He tomado el título de la novela del inmortal Zola, La bestia humana, para lamentar que arribamos a la segunda década del Siglo XXI con evidencias desalentadoras: los horrendos atentados en Oslo, demostración de odio racial expansivo, síntesis de la fobia al mestizaje cultural (fundamento de la igualdad humana); en casa, masacres en los reclusorios con fugas masivas de responsables de graves delitos; hallazgos macabros, cadáveres de personas secuestradas y de fosas con cientos de osamentas de inmigrantes que fueron torturados por narcotraficantes; tragedias como la del niño poblano mutilado por la explosión de la granada olvidada por militares en un paraje rural. Una lista infinita de sucesos deplorables que nos debieran hundir de dolor solidario, turbados —inmóviles— acaso confiamos que el poeta peregrino y el movimiento que lo acompaña haga los reproches a los representantes políticos y consiga las reformas que urgen para tratar de desterrar la impunidad criminógena que nos ahoga.
Comenzamos la era digital con las manos ensangrentadas, como las traían los ancestros antediluvianos: fundadores de la discordia —crímenes entre hermanos, parricidios, etcétera— según las referencias de los libros sagrados y memorias de las antiguas civilizaciones.
La confusión que la promesa democrática genera en muchos es una alarma encendida; dos mil años de atropellado camino democratizador parecen una inversión de energía infecunda, desde las enseñanzas de los grandes sabios de la Grecia clásica hasta las predicciones de los académicos y los científicos sociales de nuestros días.

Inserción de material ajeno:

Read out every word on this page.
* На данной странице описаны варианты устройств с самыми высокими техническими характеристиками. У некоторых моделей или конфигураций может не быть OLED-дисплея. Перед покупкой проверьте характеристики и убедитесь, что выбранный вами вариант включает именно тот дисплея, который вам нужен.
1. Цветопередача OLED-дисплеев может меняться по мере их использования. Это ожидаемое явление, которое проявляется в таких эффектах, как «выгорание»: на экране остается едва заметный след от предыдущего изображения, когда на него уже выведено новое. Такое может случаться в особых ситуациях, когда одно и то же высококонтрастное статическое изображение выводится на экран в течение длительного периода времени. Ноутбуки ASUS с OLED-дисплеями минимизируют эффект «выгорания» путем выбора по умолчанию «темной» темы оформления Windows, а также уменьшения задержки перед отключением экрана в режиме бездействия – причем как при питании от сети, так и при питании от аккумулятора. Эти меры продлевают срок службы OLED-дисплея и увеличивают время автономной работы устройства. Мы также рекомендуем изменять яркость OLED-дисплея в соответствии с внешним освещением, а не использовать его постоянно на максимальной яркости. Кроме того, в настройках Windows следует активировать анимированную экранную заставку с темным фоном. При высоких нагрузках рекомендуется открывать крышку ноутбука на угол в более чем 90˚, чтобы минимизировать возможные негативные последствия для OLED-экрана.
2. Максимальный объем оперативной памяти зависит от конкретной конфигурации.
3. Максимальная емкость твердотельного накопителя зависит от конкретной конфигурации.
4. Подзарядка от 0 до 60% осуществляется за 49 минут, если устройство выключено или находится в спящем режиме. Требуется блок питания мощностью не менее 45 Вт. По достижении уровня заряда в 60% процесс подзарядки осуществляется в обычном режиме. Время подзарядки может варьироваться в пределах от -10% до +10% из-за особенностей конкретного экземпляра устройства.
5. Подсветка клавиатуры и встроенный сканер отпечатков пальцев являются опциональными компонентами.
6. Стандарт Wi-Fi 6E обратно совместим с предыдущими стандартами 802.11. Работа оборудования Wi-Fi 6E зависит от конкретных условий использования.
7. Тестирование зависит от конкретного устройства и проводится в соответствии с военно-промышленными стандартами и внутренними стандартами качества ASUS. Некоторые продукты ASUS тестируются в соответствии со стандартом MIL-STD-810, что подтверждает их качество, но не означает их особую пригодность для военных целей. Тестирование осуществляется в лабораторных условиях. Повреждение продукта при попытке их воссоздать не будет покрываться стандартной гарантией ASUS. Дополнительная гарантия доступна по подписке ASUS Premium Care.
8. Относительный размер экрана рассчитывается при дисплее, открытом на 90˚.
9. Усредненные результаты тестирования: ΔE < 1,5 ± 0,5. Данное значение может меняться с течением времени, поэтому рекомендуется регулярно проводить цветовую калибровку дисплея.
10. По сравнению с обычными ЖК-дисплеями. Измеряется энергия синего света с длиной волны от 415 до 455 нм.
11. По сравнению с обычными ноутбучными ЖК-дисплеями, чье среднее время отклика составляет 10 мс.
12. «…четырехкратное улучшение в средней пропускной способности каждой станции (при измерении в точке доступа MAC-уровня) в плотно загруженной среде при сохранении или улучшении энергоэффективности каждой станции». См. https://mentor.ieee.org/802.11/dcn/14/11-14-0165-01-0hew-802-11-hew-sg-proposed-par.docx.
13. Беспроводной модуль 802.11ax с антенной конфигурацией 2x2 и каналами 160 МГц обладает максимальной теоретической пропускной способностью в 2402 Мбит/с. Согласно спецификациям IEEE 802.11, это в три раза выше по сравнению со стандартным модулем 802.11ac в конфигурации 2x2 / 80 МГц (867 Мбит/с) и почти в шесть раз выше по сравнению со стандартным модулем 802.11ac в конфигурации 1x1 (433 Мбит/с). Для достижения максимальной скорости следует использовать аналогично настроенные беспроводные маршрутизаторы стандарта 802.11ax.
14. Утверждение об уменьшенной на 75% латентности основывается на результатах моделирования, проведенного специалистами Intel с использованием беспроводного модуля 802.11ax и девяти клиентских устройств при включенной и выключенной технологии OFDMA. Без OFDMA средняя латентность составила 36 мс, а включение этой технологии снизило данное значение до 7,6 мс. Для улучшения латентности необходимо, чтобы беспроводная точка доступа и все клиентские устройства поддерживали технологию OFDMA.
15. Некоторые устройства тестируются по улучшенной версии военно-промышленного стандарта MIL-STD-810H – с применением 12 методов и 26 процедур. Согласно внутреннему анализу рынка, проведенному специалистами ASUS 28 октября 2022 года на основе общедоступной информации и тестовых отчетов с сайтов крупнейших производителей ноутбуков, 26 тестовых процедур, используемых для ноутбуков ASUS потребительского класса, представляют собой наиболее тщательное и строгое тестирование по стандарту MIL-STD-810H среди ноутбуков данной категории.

Dudar a estas alturas sobre la validez de las convicciones democráticas es un anuncio devastador, es remitir a una mazmorra la libertad mancillada, las lágrimas, el suplicio y el cansancio de tantos idealistas pacifistas y benefactores de la humanidad empeñados según sus ministerios y métodos en domesticar a la bestia humana, aplacar la feracidad que brota de sus entrañas a pesar de la “modernidad” que algunos creían antídoto al carácter bronco y salvaje de las gentes.
Los precursores de la idea del Estado y los que hoy lo defienden creyeron que la civilización es el acervo de la humanidad que afirma la distancia consciente entre los comportamientos primitivos y la democracia moderna que, se dice, es el resumen conveniente y esperanzador de la evolución social: lugar idóneo para vivir en armonía con la naturaleza (incluida la humana de los diferentes).